Promenons-nous dans le bois

Pendant qu’le démon y est pas.

S’il y était, il nous mangerait

Mais comme il y est pas

Il nous mangera pas.

Démon, montre-toi !

Elle courait à ne plus savoir comment s’arrêter, avec le sentiment d’avoir cavalé toute sa vie.

« Nellis ! » Non. Pas maintenant.

Le brouillard se dressa brutalement, tel un rempart bâti en une fraction de seconde. Puis la muraille s’ébranla sous la forme d’un torrent furieux dont les vapeurs opaques engloutirent en un claquement de langue le lit du canyon. À croire que Garlik crachait goulument sa fumée de pipe sur les Gorges.

Promenons-nous dans le bois

Elle traquait la source de la voix enfantine. Plus rien d’autre n’existait. Le monde alentour s’était dissipé et son unique vestige résidait dans cette comptine puisée du fond des âges.

Démon, montre-toi !

Un chœur rauque accompagnait les couplets de l’enfant.
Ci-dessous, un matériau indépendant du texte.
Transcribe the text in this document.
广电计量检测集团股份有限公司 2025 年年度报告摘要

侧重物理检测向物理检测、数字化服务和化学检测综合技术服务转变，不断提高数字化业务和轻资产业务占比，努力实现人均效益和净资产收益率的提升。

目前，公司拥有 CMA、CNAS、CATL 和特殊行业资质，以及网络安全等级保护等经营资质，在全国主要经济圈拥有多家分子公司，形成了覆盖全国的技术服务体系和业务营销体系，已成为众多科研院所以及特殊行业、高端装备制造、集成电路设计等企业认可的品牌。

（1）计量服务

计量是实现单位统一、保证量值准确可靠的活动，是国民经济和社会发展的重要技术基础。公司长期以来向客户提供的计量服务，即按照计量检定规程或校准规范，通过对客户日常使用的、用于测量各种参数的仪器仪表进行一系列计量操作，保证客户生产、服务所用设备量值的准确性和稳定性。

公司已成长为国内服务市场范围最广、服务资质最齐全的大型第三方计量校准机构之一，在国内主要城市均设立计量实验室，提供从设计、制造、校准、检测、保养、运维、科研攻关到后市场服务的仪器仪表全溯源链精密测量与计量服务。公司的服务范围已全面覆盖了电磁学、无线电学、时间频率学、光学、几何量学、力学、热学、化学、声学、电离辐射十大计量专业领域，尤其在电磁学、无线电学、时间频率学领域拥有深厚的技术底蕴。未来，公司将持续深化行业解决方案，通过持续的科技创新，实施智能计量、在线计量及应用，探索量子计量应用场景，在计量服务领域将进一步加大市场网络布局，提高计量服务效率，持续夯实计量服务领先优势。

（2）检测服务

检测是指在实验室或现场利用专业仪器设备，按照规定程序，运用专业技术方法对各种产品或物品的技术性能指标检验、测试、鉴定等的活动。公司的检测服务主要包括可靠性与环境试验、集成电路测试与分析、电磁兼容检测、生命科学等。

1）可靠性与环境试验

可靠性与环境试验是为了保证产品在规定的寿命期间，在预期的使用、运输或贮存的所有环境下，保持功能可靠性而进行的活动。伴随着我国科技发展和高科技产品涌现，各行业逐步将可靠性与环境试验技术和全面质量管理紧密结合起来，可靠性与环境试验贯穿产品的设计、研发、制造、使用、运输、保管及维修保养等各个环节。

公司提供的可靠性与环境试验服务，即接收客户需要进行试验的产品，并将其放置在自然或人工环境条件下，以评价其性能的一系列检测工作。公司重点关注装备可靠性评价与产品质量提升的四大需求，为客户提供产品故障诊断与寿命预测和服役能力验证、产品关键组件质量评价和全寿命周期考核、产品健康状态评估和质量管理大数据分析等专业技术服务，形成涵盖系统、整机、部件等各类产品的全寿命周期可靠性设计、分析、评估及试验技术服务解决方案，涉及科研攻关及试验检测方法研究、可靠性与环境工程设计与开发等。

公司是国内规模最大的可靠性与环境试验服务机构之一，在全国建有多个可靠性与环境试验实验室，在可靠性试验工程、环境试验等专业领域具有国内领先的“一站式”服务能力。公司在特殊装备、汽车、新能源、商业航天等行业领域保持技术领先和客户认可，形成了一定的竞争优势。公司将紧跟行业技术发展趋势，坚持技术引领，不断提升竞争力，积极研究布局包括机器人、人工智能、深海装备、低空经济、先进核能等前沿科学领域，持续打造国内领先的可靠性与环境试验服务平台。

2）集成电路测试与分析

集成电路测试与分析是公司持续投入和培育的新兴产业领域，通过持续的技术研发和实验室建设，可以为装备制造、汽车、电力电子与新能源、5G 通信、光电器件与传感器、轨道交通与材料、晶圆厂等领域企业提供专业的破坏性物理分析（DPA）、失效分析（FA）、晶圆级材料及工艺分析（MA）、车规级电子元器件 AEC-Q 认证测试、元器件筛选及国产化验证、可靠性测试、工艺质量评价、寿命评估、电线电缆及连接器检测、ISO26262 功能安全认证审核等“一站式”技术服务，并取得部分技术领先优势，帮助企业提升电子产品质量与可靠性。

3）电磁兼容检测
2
Elle aperçut soudain la fine silhouette se découpant dans le brouillard sous la forme d’une ombre peinte sur sa toile grise. Quand elle se mouvait, ce n’était rien de plus qu’une onde à la surface de la brume, le fruit d’une respiration au travers du voile qui dissimulait le visage en-dessous. Le timbre fluet était bizarrement étouffé, comme capté par-delà des limbes insondables.

L’enfant tapi dans la brume entama la suite de son répertoire.

Une luciole sur un caillou

Un grillon sur ses genoux

Les deux chantent avec le hibou.

Oh oui, ils chantent !

Et dansent sous le houx.

Le refrain de la comptine, prononcé d’une voix innocente et répété en échos grondants par la roche. Souvenirs jaillissant des tombeaux sous le costume de squelettes dansants aux crânes couronnés de sourires rayonnants. Le malaise rampant de Nellis en proie à d’obscures visions.

Oh oui, ils chantent !

Et dansent sous le houx.

Une tendre mélopée voguant au gré de la brise d’été. Maigres souvenirs égarés dans l’oubli. Douce voix mêlée au chant des oiseaux ; couplets emplis d’amour ; tandis qu’une abeille respire le pollen joyeux des bouquets de fleurs sauvages.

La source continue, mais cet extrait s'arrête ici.